Some Christians today do not quite understand Jesus call to deny oneself, take up one’s cross and follow him. Some believe that taking up our cross and following Jesus means we must give up joy and peace, but I do not believe Jesus’ intended life and life abundantly to be a miserable existence. I do believe that when Jesus said that if we lose our life we will find it, he meant that when we re-prioritize what is important, we will find the life of freedom, peace, and joy. In today’s culture, that radical notion may also come with a price.

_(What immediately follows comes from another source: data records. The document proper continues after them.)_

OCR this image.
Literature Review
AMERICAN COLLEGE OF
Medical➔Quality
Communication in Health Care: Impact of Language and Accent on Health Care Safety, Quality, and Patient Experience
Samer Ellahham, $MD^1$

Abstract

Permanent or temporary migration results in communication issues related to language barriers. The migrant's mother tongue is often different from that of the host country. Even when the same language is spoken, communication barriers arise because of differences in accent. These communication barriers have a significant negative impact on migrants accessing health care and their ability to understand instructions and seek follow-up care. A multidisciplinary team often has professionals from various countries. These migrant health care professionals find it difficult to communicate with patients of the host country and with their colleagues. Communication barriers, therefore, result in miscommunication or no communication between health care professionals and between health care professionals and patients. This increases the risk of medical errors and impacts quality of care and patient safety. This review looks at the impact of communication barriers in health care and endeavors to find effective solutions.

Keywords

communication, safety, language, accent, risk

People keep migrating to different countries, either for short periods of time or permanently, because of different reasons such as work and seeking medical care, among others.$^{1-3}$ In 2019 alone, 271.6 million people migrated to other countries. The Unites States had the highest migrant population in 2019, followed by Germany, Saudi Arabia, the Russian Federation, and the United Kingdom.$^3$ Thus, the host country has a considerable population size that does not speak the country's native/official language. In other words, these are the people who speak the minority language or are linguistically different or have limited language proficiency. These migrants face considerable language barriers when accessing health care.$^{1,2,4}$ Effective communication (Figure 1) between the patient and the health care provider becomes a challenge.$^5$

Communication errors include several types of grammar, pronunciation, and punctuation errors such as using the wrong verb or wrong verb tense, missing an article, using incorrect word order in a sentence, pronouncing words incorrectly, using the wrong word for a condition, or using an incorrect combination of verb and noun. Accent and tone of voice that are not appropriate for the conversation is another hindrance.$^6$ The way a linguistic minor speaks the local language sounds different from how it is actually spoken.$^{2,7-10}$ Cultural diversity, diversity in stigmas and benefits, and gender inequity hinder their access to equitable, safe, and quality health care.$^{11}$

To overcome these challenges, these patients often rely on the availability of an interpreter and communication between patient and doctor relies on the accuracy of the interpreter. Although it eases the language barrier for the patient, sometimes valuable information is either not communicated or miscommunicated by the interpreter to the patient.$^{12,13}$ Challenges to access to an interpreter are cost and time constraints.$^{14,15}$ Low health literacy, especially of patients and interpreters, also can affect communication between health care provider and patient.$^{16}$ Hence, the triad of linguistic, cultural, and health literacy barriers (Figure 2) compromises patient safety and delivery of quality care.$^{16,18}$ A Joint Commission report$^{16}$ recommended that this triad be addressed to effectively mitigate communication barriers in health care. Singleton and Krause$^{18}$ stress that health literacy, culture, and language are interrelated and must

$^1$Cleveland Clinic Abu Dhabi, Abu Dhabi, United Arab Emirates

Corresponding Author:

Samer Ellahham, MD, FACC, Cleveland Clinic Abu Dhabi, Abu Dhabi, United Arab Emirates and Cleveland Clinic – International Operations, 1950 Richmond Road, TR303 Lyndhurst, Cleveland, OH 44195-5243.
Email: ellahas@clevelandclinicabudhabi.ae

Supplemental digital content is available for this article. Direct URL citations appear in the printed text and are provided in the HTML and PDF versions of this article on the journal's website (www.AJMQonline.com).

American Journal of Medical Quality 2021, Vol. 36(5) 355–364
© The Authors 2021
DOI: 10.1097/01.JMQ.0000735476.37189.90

Watch television for 30 minutes on any given day, and you will soon realize that self-gratification is the greatest value advocated for in our culture. It seems when we focus so much on the consuming mentality of fulfilling our own needs, we can lose touch with who is the center of our lives. In contrast, when we focus on loving others at the expense of our own interests, we participate in Christ’s ministry of pouring out from ourselves, the grace that is abundantly given to us. This is more than a sentimental idea, it is the basis of our baptismal covenant and the heart of the church’s mission in the world.
The promises we make at our baptism are based on the responses to the following questions: Will you proclaim by word and example the Good News of God in Christ? Will you seek and serve Christ in all persons, loving your neighbor as yourself? Will you strive for justice and peace among all people, and respect the dignity of every human being? Our own desires, interests, and needs will naturally come into conflict with promises such as these, but living into these promises surely will bring about life.
All around us, the shadow of death abounds. People suffer from economic devastation, from wars, from severe depression, from broken relationships, and from social injustices. Spiritual and emotional death is all around us. Life without dignity, life without justice, life without peace, life without love, is not life giving, but life pilfering. Jesus, by his journey to the cross, calls us to respond to the plight of those suffering around us. When we answer Jesus call to follow him, we may lose our own interests, desires, and priorities, but we will participate in life and life abundantly.
There is great risk in answering Jesus’ to follow him “without looking back, without hesitating, without giving a thought to the danger that such following might pose to our lives.” Jesus promises that those who do so will find life. Joel Marcus wrote an article in the Christian Century, where he stated, “Through that victory the church believes, a strange vitality has been released into the world, a spirit of hope that still erupts in arenas of weakness, suffering and death.”1 “Death, the last enemy, has already been defeated by Jesus’ rising from the dead and thus, God’s love will never be squelched, it cannot be quieted, and it must not be taken for granted. The cross, although an instrument of Roman torture and punishment, remains for us Christians, the emblem of our hope in God’s eternal love. When we consider Christ’s invitation to “deny ourselves, take up our cross and follow him,” will we look down that long and winding road of self-denial and truly follow him, or will we like the young ruler, reassess our priorities, and turn around and walk away.
1 Marcus, Joel. “Uncommon Sense.” Christian Century 117.24 (2000): 860-22. ATLASerials, Religion Collection. Web. 28 Feb. 2012.)